The second witness in that case, also a prostitute, has since recanted, saying Bealefeld threatened her with arrest if she didn’t finger Smith.

Bealefeld, who is the brother of then-Baltimore Police Commissioner Frederick Bealefeld, later retired from the city force under a cloud, having allegedly lied to internal affairs investigators looking into a racial incident. He is a homicide detective in the Annapolis Police Department.

Hohman was promoted to lieutenant and now heads the city’s sex crimes division.

Baltimore Police did not respond to an email from The Brew asking how they handled the detectives’ errors.

The department has never addressed the issues raised by Smith’s cases, despite multiple requests to do so over almost a decade.

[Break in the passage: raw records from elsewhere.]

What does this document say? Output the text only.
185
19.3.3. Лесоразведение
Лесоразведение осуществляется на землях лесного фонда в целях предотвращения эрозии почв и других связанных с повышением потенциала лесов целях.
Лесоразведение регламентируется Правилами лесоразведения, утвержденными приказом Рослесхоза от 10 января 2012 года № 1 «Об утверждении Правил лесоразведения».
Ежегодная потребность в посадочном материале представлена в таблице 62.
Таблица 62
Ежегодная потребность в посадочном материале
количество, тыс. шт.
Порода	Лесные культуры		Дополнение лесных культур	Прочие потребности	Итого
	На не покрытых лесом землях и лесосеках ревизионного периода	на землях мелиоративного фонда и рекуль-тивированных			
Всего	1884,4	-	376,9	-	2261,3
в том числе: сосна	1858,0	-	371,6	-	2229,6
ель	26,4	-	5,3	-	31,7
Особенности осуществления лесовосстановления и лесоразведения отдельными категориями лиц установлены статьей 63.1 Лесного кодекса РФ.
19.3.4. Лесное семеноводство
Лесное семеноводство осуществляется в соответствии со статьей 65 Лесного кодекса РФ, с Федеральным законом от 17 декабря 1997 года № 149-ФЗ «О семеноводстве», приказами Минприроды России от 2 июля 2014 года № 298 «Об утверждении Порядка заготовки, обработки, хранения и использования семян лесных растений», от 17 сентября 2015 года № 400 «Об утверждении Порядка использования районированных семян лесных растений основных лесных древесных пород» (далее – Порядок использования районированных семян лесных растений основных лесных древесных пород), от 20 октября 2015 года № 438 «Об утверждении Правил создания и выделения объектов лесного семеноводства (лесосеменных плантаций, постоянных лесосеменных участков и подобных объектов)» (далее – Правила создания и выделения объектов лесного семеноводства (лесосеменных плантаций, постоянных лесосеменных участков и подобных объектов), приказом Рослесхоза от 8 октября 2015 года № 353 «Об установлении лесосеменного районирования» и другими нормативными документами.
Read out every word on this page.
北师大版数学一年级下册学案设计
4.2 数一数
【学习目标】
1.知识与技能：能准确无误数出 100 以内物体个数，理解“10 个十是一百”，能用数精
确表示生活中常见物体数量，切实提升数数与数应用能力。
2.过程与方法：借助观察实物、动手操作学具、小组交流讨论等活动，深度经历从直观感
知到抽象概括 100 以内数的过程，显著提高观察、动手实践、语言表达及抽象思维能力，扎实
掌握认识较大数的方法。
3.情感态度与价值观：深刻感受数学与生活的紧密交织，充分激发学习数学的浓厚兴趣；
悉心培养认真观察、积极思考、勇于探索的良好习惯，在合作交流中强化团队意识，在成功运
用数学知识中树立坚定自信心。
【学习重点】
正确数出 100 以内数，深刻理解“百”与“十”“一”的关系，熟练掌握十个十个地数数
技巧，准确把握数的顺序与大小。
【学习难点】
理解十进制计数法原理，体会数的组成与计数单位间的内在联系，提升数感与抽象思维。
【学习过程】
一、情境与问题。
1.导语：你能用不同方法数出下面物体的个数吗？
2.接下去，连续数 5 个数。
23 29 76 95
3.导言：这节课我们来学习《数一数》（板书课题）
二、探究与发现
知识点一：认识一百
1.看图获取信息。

Gibson took Hohman and Bealefeld’s case to trial and won, mainly by omitting inconvenient facts.

Federal law enforcement re-investigated Long’s murder. They prosecuted Morales for drugs, Needleman for tax evasion, and then convicted Morales of the murder-for-hire. He is serving life in prison.

Lucas, imprisoned for years on a burglary conviction, was tried only last summer for the murder.

Smith’s Unusual Deal

Free since 2013, Smith has struggled to put his life back together.

“This whole situation is a mess,” he told Williams. “They should have told me they were sorry from the beginning, when they knew they was wrong.”

Even last summer, when Smith moved to have his sentence modified, Gibson stood in the way, telling Judge Williams that he wouldn’t consent to it.

That’s the way plea bargains usually work: you agree to the sentence, and you can’t change it later unless the prosecutor OKs it.

But Smith’s deal was unusual. He had agreed to plead guilty to shooting Hendricks, but only if should his murder conviction later be overturned – he would be allowed to modify that plea also and without Gibson’s permission.

Gibson had forgotten that aspect of the deal, and so had Williams. Only when ProPublica pointed it out did Gibson file a correction with the court, making way for today’s hearing.

“He knows he’s wrong”

During the hearing, Gibson argued that the murder case and the shooting case were separate. He told the judge that they were handled by different police officers “based on my recollection.”

Williams exploded. “Your recollection? Do you know for a fact, or do you not?”

Gibson allowed that he did not know for a fact. “Your honor, if I may—”

“—NO YOU MAY NOT!” Williams replied, before granting Smith’s request to have his sentence for the shooting modified to a probation before judgment.

Since Smith has already served his probation, the PBJ allows for the case to be expunged.

Smith has worked as a landscaper since his release. He has not violated his probation. He moved out of Mt. Clare and now lives on the West Side.

After the hearing, he told assembled reporters he was happier than when he went into court. He is happy, he said, that he gets to know his daughter, who was five when he was jailed, and in puberty when he got out.

He says he’s glad he got to confront Gibson, but, “I didn’t say what I wanted to say. He knows he’s wrong. He should be a man and come to me.”

By not apologizing, Smith said, the prosecutor was deliberately harming him.

His lawyer, Barry Pollack, said he believed the prosecutor, like most prosecutors, to be “constitutionally and institutionally incapable” of admitting error.

“He’s human,” Smith said. “He makes mistakes.”